Red Hat Bugzilla – Bug 223491
virt-install does not use O_DIRECT for creating non-sparse files, so it fills the pagecache
Last modified: 2007-11-30 17:07:40 EST
Description of problem:
The summary pretty much says it all; since virt-install doesn't use O_DIRECT
when you pass --non-sparse (which is now recommended), it fills the pagecache
with zeros, basically. Besides being useless, this also exacerbates another Xen
BZ 222467 describes a bug where the user gets a "Cannot allocate memory" error
from the hypervisor when trying to start a fully-virtualized domain. To get out
of this state the user generally has to reboot the system to get fully
virtualized guests booting again. Basically this bug boils down to the
Hypervisor reading uninitialized memory as valid page tables; most of the time
you get lucky and nothing bad comes of it, but sometimes you fail.

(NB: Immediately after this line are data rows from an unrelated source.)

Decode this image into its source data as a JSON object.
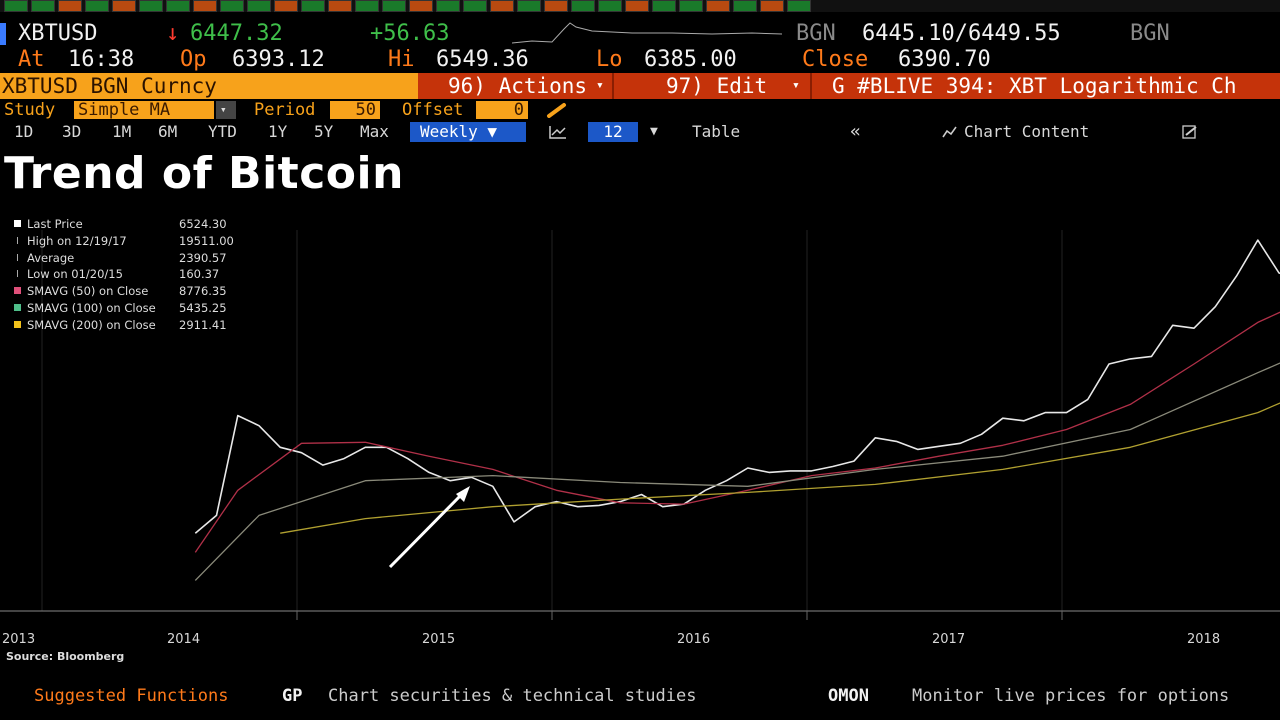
{
  "quote": {
    "ticker": "XBTUSD",
    "direction_arrow": "↓",
    "last": "6447.32",
    "change": "+56.63",
    "source_left": "BGN",
    "bid_ask": "6445.10/6449.55",
    "source_right": "BGN",
    "at_label": "At",
    "time": "16:38",
    "op_label": "Op",
    "open": "6393.12",
    "hi_label": "Hi",
    "high": "6549.36",
    "lo_label": "Lo",
    "low": "6385.00",
    "close_label": "Close",
    "close": "6390.70"
  },
  "command_bar": {
    "security": "XBTUSD BGN Curncy",
    "actions": "96) Actions",
    "edit": "97) Edit",
    "chart_name": "G #BLIVE 394: XBT Logarithmic Ch"
  },
  "study": {
    "study_label": "Study",
    "study_value": "Simple MA",
    "period_label": "Period",
    "period_value": "50",
    "offset_label": "Offset",
    "offset_value": "0"
  },
  "toolbar": {
    "ranges": [
      "1D",
      "3D",
      "1M",
      "6M",
      "YTD",
      "1Y",
      "5Y",
      "Max"
    ],
    "frequency": "Weekly ▼",
    "page": "12",
    "table": "Table",
    "collapse": "«",
    "chart_content": "Chart Content"
  },
  "chart_title": "Trend of Bitcoin",
  "legend": [
    {
      "label": "Last Price",
      "value": "6524.30",
      "color": "#ffffff"
    },
    {
      "label": "High on 12/19/17",
      "value": "19511.00",
      "color": ""
    },
    {
      "label": "Average",
      "value": "2390.57",
      "color": ""
    },
    {
      "label": "Low on 01/20/15",
      "value": "160.37",
      "color": ""
    },
    {
      "label": "SMAVG (50)  on Close",
      "value": "8776.35",
      "color": "#e0507a"
    },
    {
      "label": "SMAVG (100)  on Close",
      "value": "5435.25",
      "color": "#4fbf8a"
    },
    {
      "label": "SMAVG (200)  on Close",
      "value": "2911.41",
      "color": "#f2c21b"
    }
  ],
  "chart_data": {
    "type": "line",
    "scale": "log",
    "x_ticks": [
      "2013",
      "2014",
      "2015",
      "2016",
      "2017",
      "2018"
    ],
    "series": [
      {
        "name": "Last Price",
        "color": "#e8e8e8",
        "x": [
          "2013-10",
          "2013-11",
          "2013-12",
          "2014-01",
          "2014-02",
          "2014-03",
          "2014-04",
          "2014-05",
          "2014-06",
          "2014-07",
          "2014-08",
          "2014-09",
          "2014-10",
          "2014-11",
          "2014-12",
          "2015-01",
          "2015-02",
          "2015-03",
          "2015-04",
          "2015-05",
          "2015-06",
          "2015-07",
          "2015-08",
          "2015-09",
          "2015-10",
          "2015-11",
          "2015-12",
          "2016-01",
          "2016-02",
          "2016-03",
          "2016-04",
          "2016-05",
          "2016-06",
          "2016-07",
          "2016-08",
          "2016-09",
          "2016-10",
          "2016-11",
          "2016-12",
          "2017-01",
          "2017-02",
          "2017-03",
          "2017-04",
          "2017-05",
          "2017-06",
          "2017-07",
          "2017-08",
          "2017-09",
          "2017-10",
          "2017-11",
          "2017-12",
          "2018-01",
          "2018-02",
          "2018-03",
          "2018-04",
          "2018-05",
          "2018-06",
          "2018-07",
          "2018-08",
          "2018-09",
          "2018-10"
        ],
        "y": [
          150,
          200,
          1000,
          850,
          600,
          550,
          450,
          500,
          600,
          600,
          500,
          400,
          350,
          370,
          320,
          180,
          230,
          250,
          230,
          235,
          250,
          280,
          230,
          240,
          300,
          350,
          430,
          400,
          410,
          410,
          440,
          480,
          700,
          660,
          580,
          610,
          640,
          740,
          960,
          920,
          1050,
          1050,
          1300,
          2300,
          2500,
          2600,
          4300,
          4100,
          5800,
          9500,
          17000,
          10000,
          9000,
          7000,
          9000,
          7500,
          6400,
          7500,
          6400,
          6500,
          6300
        ]
      },
      {
        "name": "SMAVG (50)",
        "color": "#b03048",
        "x": [
          "2013-10",
          "2013-12",
          "2014-03",
          "2014-06",
          "2014-09",
          "2014-12",
          "2015-03",
          "2015-06",
          "2015-09",
          "2015-12",
          "2016-03",
          "2016-06",
          "2016-09",
          "2016-12",
          "2017-03",
          "2017-06",
          "2017-09",
          "2017-12",
          "2018-03",
          "2018-06",
          "2018-10"
        ],
        "y": [
          110,
          300,
          640,
          650,
          520,
          420,
          300,
          245,
          240,
          300,
          380,
          430,
          520,
          620,
          800,
          1200,
          2300,
          4500,
          7200,
          8300,
          8776
        ]
      },
      {
        "name": "SMAVG (100)",
        "color": "#8a8a7a",
        "x": [
          "2013-10",
          "2014-01",
          "2014-06",
          "2014-12",
          "2015-06",
          "2015-12",
          "2016-06",
          "2016-12",
          "2017-06",
          "2017-12",
          "2018-05",
          "2018-10"
        ],
        "y": [
          70,
          200,
          350,
          380,
          340,
          320,
          420,
          520,
          800,
          2000,
          4200,
          5435
        ]
      },
      {
        "name": "SMAVG (200)",
        "color": "#b0a030",
        "x": [
          "2014-02",
          "2014-06",
          "2014-12",
          "2015-06",
          "2015-12",
          "2016-06",
          "2016-12",
          "2017-06",
          "2017-12",
          "2018-05",
          "2018-10"
        ],
        "y": [
          150,
          190,
          230,
          260,
          290,
          330,
          420,
          600,
          1050,
          2200,
          2911
        ]
      }
    ]
  },
  "source": "Source: Bloomberg",
  "bottom": {
    "suggested": "Suggested Functions",
    "gp_code": "GP",
    "gp_desc": "Chart securities & technical studies",
    "omon_code": "OMON",
    "omon_desc": "Monitor live prices for options"
  }
}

However, *this* bug exacerbates the problem in BZ 222467. I'm not 100%
sure what is going on, but by filling the page cache (and hence, possibly,
moving memory structures around, or zeroing out certain pages), it is *far* more
likely to hit 222467. So, because we are recommending that everyone use
non-sparse files (for performance and ENOSPC issues), anyone who follows our
recommendation while using virt-install has a better chance of failing to start
with "Cannot allocate memory".
Fixing this bug will just cause the "Cannot allocate memory" to be less
likely to happen; the real fix (as discussed in 222467) is another upstream
Created attachment 146255 [details]
Make virt-install use a dd with O_DIRECT to avoid filling the page cache
I'm fine including the patch from comment #4 in the RHEL-5 GA build of
python-virtinst, but only with the understanding that we will fix the HV
properly at the soonest opportunity. This patch isn't something we can carry
long-term because it will not play nicely with forthcoming UI improvements, such
as progress feedback while creating the files.

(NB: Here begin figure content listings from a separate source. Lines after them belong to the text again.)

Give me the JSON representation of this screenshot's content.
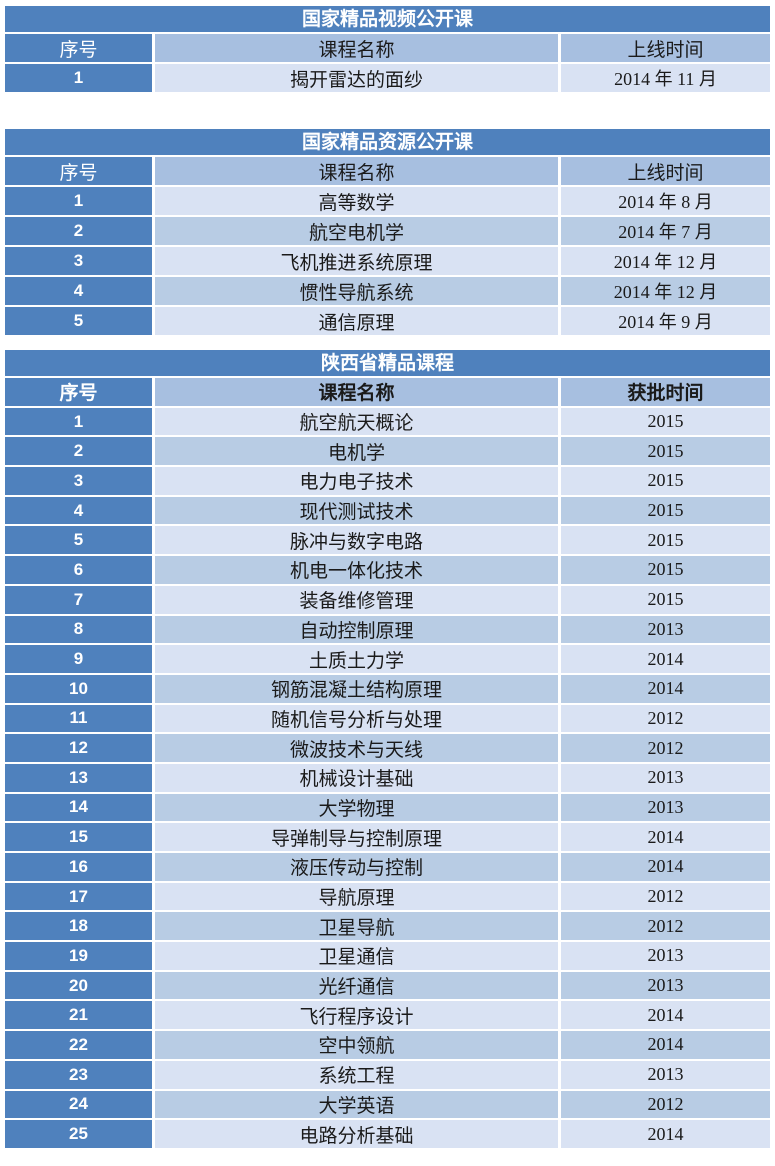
{
  "colors": {
    "accent": "#4f81bd",
    "header_bg": "#a7bfe0",
    "row_light": "#d9e2f3",
    "row_dark": "#b8cce4"
  },
  "national_video": {
    "title": "国家精品视频公开课",
    "headers": {
      "index": "序号",
      "name": "课程名称",
      "date": "上线时间"
    },
    "rows": [
      {
        "index": "1",
        "name": "揭开雷达的面纱",
        "date": "2014 年 11 月"
      }
    ]
  },
  "national_resource": {
    "title": "国家精品资源公开课",
    "headers": {
      "index": "序号",
      "name": "课程名称",
      "date": "上线时间"
    },
    "rows": [
      {
        "index": "1",
        "name": "高等数学",
        "date": "2014 年 8 月"
      },
      {
        "index": "2",
        "name": "航空电机学",
        "date": "2014 年 7 月"
      },
      {
        "index": "3",
        "name": "飞机推进系统原理",
        "date": "2014 年 12 月"
      },
      {
        "index": "4",
        "name": "惯性导航系统",
        "date": "2014 年 12 月"
      },
      {
        "index": "5",
        "name": "通信原理",
        "date": "2014 年 9 月"
      }
    ]
  },
  "shaanxi": {
    "title": "陕西省精品课程",
    "headers": {
      "index": "序号",
      "name": "课程名称",
      "date": "获批时间"
    },
    "rows": [
      {
        "index": "1",
        "name": "航空航天概论",
        "date": "2015"
      },
      {
        "index": "2",
        "name": "电机学",
        "date": "2015"
      },
      {
        "index": "3",
        "name": "电力电子技术",
        "date": "2015"
      },
      {
        "index": "4",
        "name": "现代测试技术",
        "date": "2015"
      },
      {
        "index": "5",
        "name": "脉冲与数字电路",
        "date": "2015"
      },
      {
        "index": "6",
        "name": "机电一体化技术",
        "date": "2015"
      },
      {
        "index": "7",
        "name": "装备维修管理",
        "date": "2015"
      },
      {
        "index": "8",
        "name": "自动控制原理",
        "date": "2013"
      },
      {
        "index": "9",
        "name": "土质土力学",
        "date": "2014"
      },
      {
        "index": "10",
        "name": "钢筋混凝土结构原理",
        "date": "2014"
      },
      {
        "index": "11",
        "name": "随机信号分析与处理",
        "date": "2012"
      },
      {
        "index": "12",
        "name": "微波技术与天线",
        "date": "2012"
      },
      {
        "index": "13",
        "name": "机械设计基础",
        "date": "2013"
      },
      {
        "index": "14",
        "name": "大学物理",
        "date": "2013"
      },
      {
        "index": "15",
        "name": "导弹制导与控制原理",
        "date": "2014"
      },
      {
        "index": "16",
        "name": "液压传动与控制",
        "date": "2014"
      },
      {
        "index": "17",
        "name": "导航原理",
        "date": "2012"
      },
      {
        "index": "18",
        "name": "卫星导航",
        "date": "2012"
      },
      {
        "index": "19",
        "name": "卫星通信",
        "date": "2013"
      },
      {
        "index": "20",
        "name": "光纤通信",
        "date": "2013"
      },
      {
        "index": "21",
        "name": "飞行程序设计",
        "date": "2014"
      },
      {
        "index": "22",
        "name": "空中领航",
        "date": "2014"
      },
      {
        "index": "23",
        "name": "系统工程",
        "date": "2013"
      },
      {
        "index": "24",
        "name": "大学英语",
        "date": "2012"
      },
      {
        "index": "25",
        "name": "电路分析基础",
        "date": "2014"
      }
    ]
  }
}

This request was evaluated by Red Hat Product Management for inclusion in a Red
Hat Enterprise Linux major release. Product Management has requested further
review of this request by Red Hat Engineering, for potential inclusion in a Red
Hat Enterprise Linux Major release. This request is not yet committed for
QE ack for RHEL5. This creates lots of problems with our hardware cert suite.
Chris Lalancette has tested the patch in comment #4 and seen it dramatically
reduce the incidence of the 'Cannot allocate memory' bug described in comment #1.
The patch has also been reviewed by myself & hugh brock. Finally the QA guest
installation tests all use the virt-install tool. Currently they always create
sparse file, and they will shortly also create non-sparse files. Thus the QA
guest install tests will be able to quickly validate that this patch does not
introduce any regressions.
Fix committed to CVS:
* Wed Jan 24 2007 Daniel Berrange <email@example.com> - 0.99.0-2.el5
- use dd with o_direct to create non-sparse files (bz #223491)
And built in brew in the dist-5E-qu-candidate collection:
$ brew latest-pkg dist-5E-qu-candidate python-virtinst
Build Tag Built by
---------------------------------------- -------------------- ----------------
python-virtinst-0.99.0-2.el5 dist-5E-qu-candidate berrange
I have tested the following:
virt-install using sparse file
virt-install using non-sparse file
virt-manager using sparse file
virt-manager using non-sparse file
All four cases successfully completed file creation, and the non-sparse cases
correctly using O_DIRECT.
I'm reopening this issue based on the information in comment 13 and comment 14.
Marking as candidate for 5.1. This was marked as a blocker for RHEL5 GA, so
proposing for 5.1 blocker. QE ack for RHEL5.1.
The comments in #13 & #14 are not related to the problem reported in this bug -
in fact they confirm that virt-install is using O_DIRECT correctly. A new BZ
should be opened to track the different problem reported in comment #13/14 since
it is a hypervisor/kernel issue, rather than a tools issue.